Appeal success for old Rangers

  • Last Updated: November 20 2012, 20:52 GMT

The oldco Rangers secured one of their most unexpected, but ultimately hollow, victories after it was announced they had effectively won the "big tax case" that undermined the final years of Sir David Murray's reign.

The decision does not directly affect the current regime

A First Tier Tax Tribunal, which heard the club's appeal over a bill for the use of Employee Benefit Trusts over 29 days and last sat in January, finally delivered a majority verdict that allowed the appeal in principle and declared that the assessments of Her Majesty's Revenue and Customs (HMRC) be "reduced substantially".

Two of the three judges decreed that only some of the payments made to players through EBTs were taxable but that many of them could be described as loans, as the club had argued.

The decision comes too late to save oldco Rangers from being wound up and does not directly affect the current Ibrox regime.

The club was relaunched as a new corporate entity in June when the original company was consigned to liquidation.

Former Rangers owner Craig Whyte had stated the liability could have been as high as £75million, including interest and penalties, for payments made from 2001-10.

And although no final figure was revealed in the 145-page verdict, Murray International Holdings (MIH), the former majority shareholders of the soon-to-be-liquidated club, declared themselves vindicated after being left with what they described as "minimal tax liability".

HMRC admitted they had lost the hearing but refused to give in yet.

In a statement, two tribunal judges agreed with the club's outline case.

They stated: "The majority view reflects the argument that the controversial monies received by the employees were not paid to them as their absolute entitlement.

"Thus the payments are loans, not earnings."

A key paragraph in the 145-page findings read: "It was conceded that advances in favour of certain players are taxable and liable to NIC (National Insurance Contributions), and we have found that, in certain other limited instances, there may be a similar liability.

"To that extent the assessments should stand. In these circumstances we expect that it is sufficient that we allow the appeal in principle.

"Parties can no doubt settle the sums due for the limited number of cases mentioned without further reference to the tribunal."

MIH, who were majority shareholders until Whyte's takeover in May 2011, declared in a statement: "We are pleased with the judgement which leaves minimal tax liability and overwhelmingly supports the views collectively and consistently held by our advisers, legal counsel and MIH itself."

HMRC can challenge the decision, which was supported by two of the judges, Kenneth Mure QC and Scott Rae, but opposed by the other, Dr Heidi Poon.

A statement read: "We are disappointed that we have lost this stage of the court process and we are considering an appeal.

"The decision was not unanimous and the diligence of HMRC investigators was acknowledged by the whole tribunal.

"HMRC is committed to tackling avoidance and it is right that we challenge the type of avoidance seen in this case."

The tax authority refused to comment on whether former Rangers players and staff members might be liable for taxable amounts.

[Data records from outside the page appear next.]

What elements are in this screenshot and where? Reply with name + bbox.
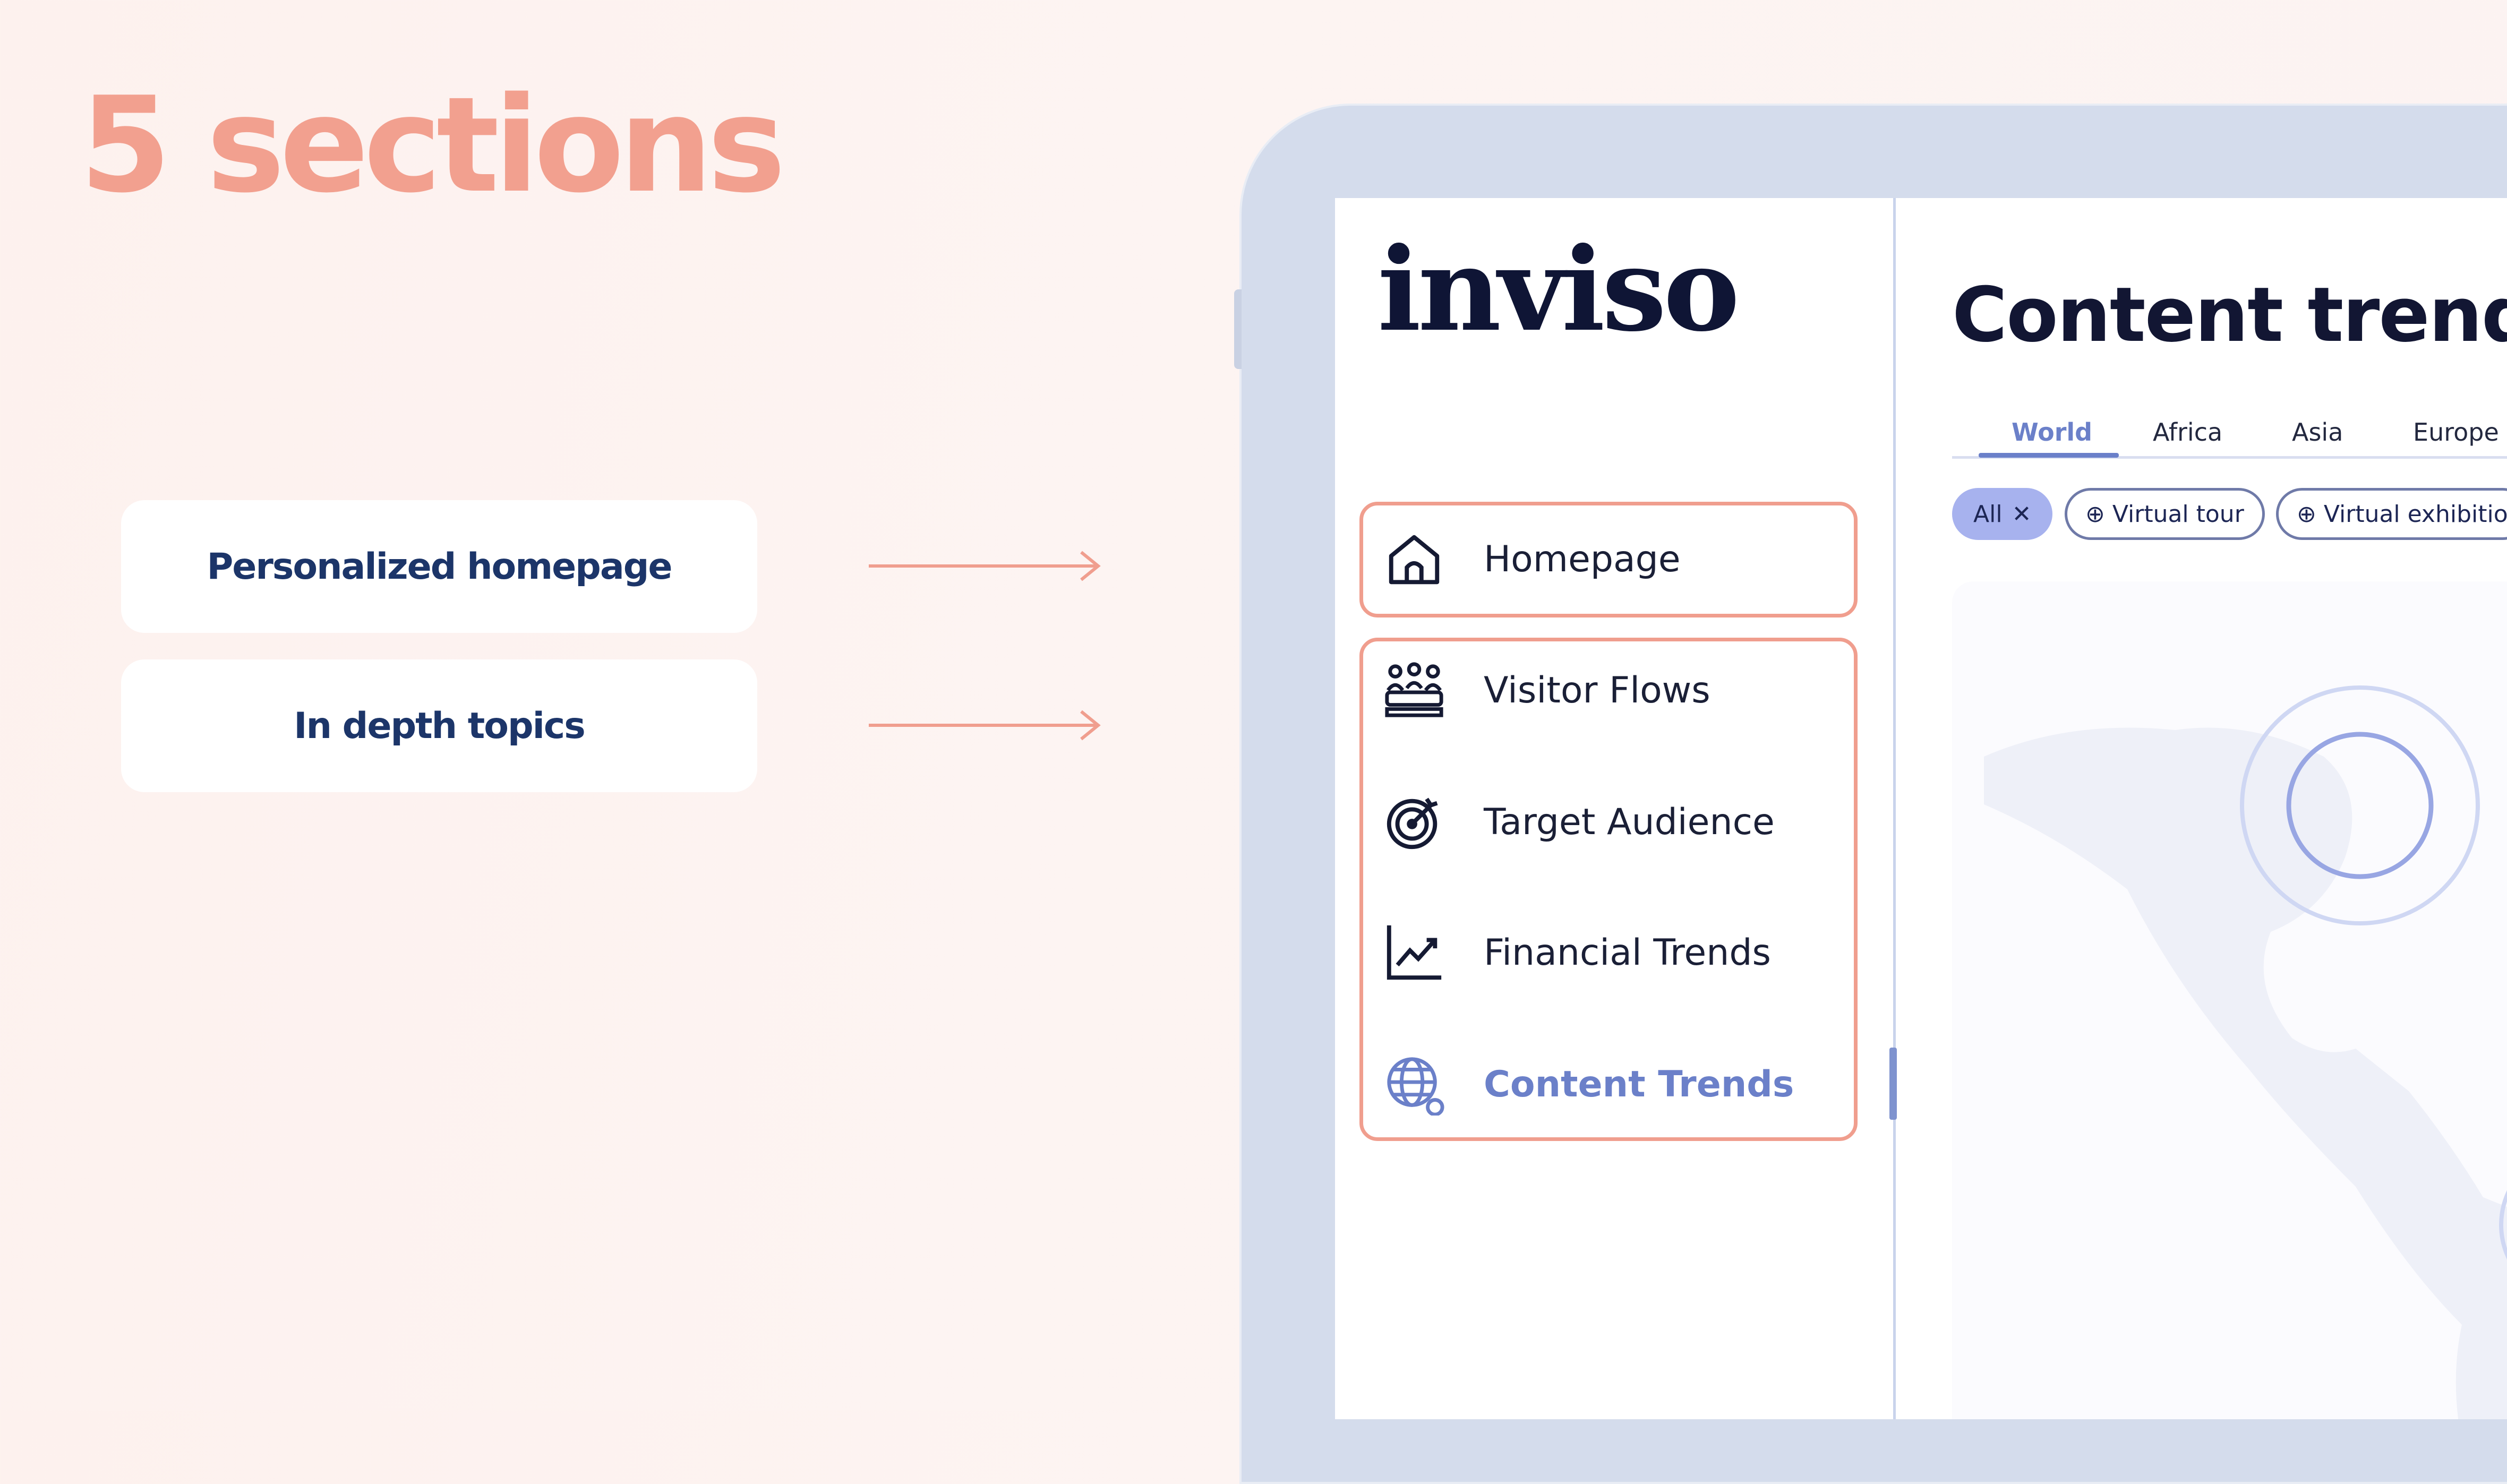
page-title: Content trends — [1952, 271, 2507, 359]
chart-trend-icon — [1387, 925, 1442, 980]
visitor-group-icon — [1385, 662, 1443, 717]
close-icon[interactable]: ✕ — [2012, 501, 2032, 528]
chip-virtual-tour[interactable]: ⊕ Virtual tour — [2065, 488, 2265, 540]
sidebar-item-label: Visitor Flows — [1484, 669, 1710, 711]
sidebar-item-label: Target Audience — [1484, 801, 1775, 843]
sidebar-item-content-trends[interactable]: Content Trends — [1383, 1050, 1850, 1119]
chip-all[interactable]: All ✕ — [1952, 488, 2053, 540]
world-map — [1984, 685, 2507, 1419]
arrow-right-icon — [869, 551, 1101, 581]
home-icon — [1389, 535, 1440, 585]
slide-title: 5 sections — [80, 69, 786, 222]
chip-label: Virtual tour — [2112, 500, 2244, 528]
plus-circle-icon: ⊕ — [2297, 500, 2316, 528]
globe-icon — [1387, 1057, 1444, 1116]
world-map-card[interactable] — [1952, 581, 2507, 1419]
active-tab-indicator — [1979, 453, 2119, 458]
chip-label: Virtual exhibitio — [2323, 500, 2507, 528]
sidebar-item-target-audience[interactable]: Target Audience — [1383, 787, 1850, 856]
chip-virtual-exhibition[interactable]: ⊕ Virtual exhibitio — [2276, 488, 2507, 540]
tab-asia[interactable]: Asia — [2292, 418, 2343, 447]
target-icon — [1387, 797, 1438, 850]
app-screen: inviso Homepage Visitor Flows Target Aud… — [1335, 198, 2507, 1419]
sidebar-item-financial-trends[interactable]: Financial Trends — [1383, 918, 1850, 987]
sidebar-item-label: Content Trends — [1484, 1063, 1794, 1105]
tab-world[interactable]: World — [2012, 418, 2092, 447]
chip-label: All — [1973, 500, 2003, 528]
device-side-button — [1234, 289, 1242, 369]
sidebar-item-homepage[interactable]: Homepage — [1383, 525, 1850, 594]
plus-circle-icon: ⊕ — [2085, 500, 2105, 528]
sidebar: inviso Homepage Visitor Flows Target Aud… — [1335, 198, 1896, 1419]
main-content: Content trends World Africa Asia Europe … — [1896, 198, 2507, 1419]
tab-europe[interactable]: Europe — [2413, 418, 2499, 447]
sidebar-item-label: Homepage — [1484, 538, 1681, 580]
label-personalized-homepage: Personalized homepage — [121, 500, 757, 633]
sidebar-item-label: Financial Trends — [1484, 931, 1771, 974]
tab-africa[interactable]: Africa — [2153, 418, 2222, 447]
app-logo: inviso — [1377, 222, 1740, 357]
sidebar-item-visitor-flows[interactable]: Visitor Flows — [1383, 656, 1850, 725]
label-in-depth-topics: In depth topics — [121, 659, 757, 792]
arrow-right-icon — [869, 710, 1101, 741]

Neil Patey, football finance expert at Ernst & Young, told Press Association Sport: "It would depend upon the individual circumstances of each player, what they've done on their tax returns.

"There is not a clear, uncomplicated route in terms of recovering money from the players. HMRC's primary (route) is to go after oldco for those monies."

MIH, who called for an investigation into the leaking of "sensitive information" surrounding the case, set up the trusts and the tribunal also considered payments to staff from four other companies controlled by Murray, although more than three-quarters of the £46.2million claimed by HMRC were the result of payments to Ibrox employees.

Although the result will have little effect on newco Rangers, it could impact on the Scottish Premier League investigation into undisclosed payments to players, which centres on EBTs.

One of the possible sanctions, should Rangers be found guilty, is the stripping of titles but a favourable tribunal verdict could put pressure on the independent commission to act leniently.

The three-man panel was due to begin hearing evidence last week but the case was postponed with no new date set.

A statement from the newco Rangers tonight read: "The judgment serves to further undermine the validity of the SPL commission into the use of EBTs.

"As we have said all along the SPL decision to press ahead with a commission was ill-timed and fundamentally misconceived."

Otherwise, the decision is only of major significance to Rangers fans in the way they view the financial collapse of the club.

While Murray's actions in setting up EBTs have been partially vindicated, many supporters will bemoan the fact he sold the club to Craig Whyte when it appears the tax liability might have been manageable.

Murray has claimed he was "duped" by Whyte, who bought the club for £1 in May 2011, paid off the £18million bank debt on the back of future season-ticket sales and failed to pay tax, a decision that led HMRC to force administration.